- Agh Bolagh Location within Iran
- Coordinates: 37°09′56″N 45°06′06″E﻿ / ﻿37.16556°N 45.10167°E
- Country: Iran
- Province: West Azerbaijan
- County: Oshnavieh
- District: Central
- Rural District: Dasht-e Bil

Population (2016)
- • Total: 1,295
- Time zone: UTC+3:30 (IRST)

= Agh Bolagh, Oshnavieh =

Village in West Azerbaijan province, Iran

Agh Bolagh (اغبلاغ) (Note: Also romanized as Āgh Bolāgh; also known as Āgh Bolāq and Āqbolāgh Kānasbī) is a village in, and the capital of, Dasht-e Bil Rural District in the Central District of Oshnavieh County, West Azerbaijan province, Iran.

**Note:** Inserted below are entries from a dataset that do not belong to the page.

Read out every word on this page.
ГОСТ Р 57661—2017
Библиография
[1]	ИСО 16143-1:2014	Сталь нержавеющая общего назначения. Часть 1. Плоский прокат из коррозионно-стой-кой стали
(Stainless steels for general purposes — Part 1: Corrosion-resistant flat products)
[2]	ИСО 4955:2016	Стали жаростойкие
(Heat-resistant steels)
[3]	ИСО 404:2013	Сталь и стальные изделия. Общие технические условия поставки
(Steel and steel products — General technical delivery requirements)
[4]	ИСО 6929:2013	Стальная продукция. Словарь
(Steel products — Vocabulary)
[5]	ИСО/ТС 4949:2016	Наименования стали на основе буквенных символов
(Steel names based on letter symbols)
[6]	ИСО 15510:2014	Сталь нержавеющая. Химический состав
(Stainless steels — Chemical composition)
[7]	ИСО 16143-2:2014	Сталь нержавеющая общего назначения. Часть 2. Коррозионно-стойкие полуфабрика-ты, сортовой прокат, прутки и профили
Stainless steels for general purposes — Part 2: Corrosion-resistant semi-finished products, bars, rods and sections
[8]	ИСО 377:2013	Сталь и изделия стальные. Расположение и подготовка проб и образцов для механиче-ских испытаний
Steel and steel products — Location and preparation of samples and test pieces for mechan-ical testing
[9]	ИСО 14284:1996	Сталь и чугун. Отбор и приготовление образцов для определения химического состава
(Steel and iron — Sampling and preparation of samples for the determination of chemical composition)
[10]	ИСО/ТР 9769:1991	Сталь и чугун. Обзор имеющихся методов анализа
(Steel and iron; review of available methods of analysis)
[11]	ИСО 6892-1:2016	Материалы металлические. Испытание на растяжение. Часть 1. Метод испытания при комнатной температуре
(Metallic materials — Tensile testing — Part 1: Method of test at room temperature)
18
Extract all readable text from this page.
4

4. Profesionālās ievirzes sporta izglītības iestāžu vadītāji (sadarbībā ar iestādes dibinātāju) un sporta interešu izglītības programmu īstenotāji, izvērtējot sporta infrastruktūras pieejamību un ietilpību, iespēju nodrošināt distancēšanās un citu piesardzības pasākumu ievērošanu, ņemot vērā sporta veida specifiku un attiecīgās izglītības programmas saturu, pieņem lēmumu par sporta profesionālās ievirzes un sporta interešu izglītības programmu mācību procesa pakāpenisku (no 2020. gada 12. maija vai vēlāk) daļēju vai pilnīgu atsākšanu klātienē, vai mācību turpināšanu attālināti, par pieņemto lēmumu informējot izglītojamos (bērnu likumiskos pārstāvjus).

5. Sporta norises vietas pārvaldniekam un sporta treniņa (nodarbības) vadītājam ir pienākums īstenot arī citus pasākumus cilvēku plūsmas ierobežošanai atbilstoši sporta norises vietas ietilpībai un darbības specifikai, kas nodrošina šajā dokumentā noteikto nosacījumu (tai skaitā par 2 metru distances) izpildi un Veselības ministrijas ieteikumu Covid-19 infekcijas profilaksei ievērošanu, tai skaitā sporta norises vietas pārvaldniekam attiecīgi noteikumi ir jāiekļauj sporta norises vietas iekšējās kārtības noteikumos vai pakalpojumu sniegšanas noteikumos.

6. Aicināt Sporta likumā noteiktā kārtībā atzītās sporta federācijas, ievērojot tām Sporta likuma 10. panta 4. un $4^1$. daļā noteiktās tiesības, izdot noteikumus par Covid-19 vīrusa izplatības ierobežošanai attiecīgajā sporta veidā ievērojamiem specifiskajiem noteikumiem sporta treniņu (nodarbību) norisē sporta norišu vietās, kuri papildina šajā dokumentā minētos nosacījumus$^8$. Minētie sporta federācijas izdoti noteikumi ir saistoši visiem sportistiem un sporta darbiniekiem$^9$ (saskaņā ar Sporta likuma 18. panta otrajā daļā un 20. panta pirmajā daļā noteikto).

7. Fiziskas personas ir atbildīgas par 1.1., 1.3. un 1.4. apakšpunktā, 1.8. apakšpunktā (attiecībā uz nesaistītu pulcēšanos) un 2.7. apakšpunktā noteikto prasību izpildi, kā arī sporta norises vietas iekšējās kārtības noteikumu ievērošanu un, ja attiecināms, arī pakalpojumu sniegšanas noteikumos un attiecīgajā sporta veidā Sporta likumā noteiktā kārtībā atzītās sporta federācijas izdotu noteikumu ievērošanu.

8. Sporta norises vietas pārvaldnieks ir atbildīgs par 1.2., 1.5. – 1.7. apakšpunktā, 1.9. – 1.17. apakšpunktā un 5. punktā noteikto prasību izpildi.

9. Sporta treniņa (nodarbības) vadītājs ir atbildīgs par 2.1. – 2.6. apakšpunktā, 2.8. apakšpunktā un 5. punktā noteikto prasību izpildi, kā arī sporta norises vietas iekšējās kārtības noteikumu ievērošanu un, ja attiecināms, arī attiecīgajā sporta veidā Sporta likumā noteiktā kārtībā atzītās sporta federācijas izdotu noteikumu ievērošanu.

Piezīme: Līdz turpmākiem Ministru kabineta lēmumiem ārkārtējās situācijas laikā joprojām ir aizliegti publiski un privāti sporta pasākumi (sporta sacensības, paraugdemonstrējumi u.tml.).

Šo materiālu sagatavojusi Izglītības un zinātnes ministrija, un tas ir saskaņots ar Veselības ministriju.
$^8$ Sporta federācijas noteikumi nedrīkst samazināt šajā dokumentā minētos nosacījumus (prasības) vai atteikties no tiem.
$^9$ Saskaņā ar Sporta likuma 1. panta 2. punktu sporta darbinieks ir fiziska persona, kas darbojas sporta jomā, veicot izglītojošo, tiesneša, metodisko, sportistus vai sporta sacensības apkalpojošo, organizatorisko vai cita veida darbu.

The previous capital of the rural district was the village of Nalivan, now in Oshnavieh-ye Shomali Rural District.

==Demographics==
===Population===
At the time of the 2006 National Census, the village's population was 1,158 in 301 households. The following census in 2011 counted 1,274 people in 341 households. The 2016 census measured the population of the village as 1,295 people in 357 households. It was the most populous village in its rural district.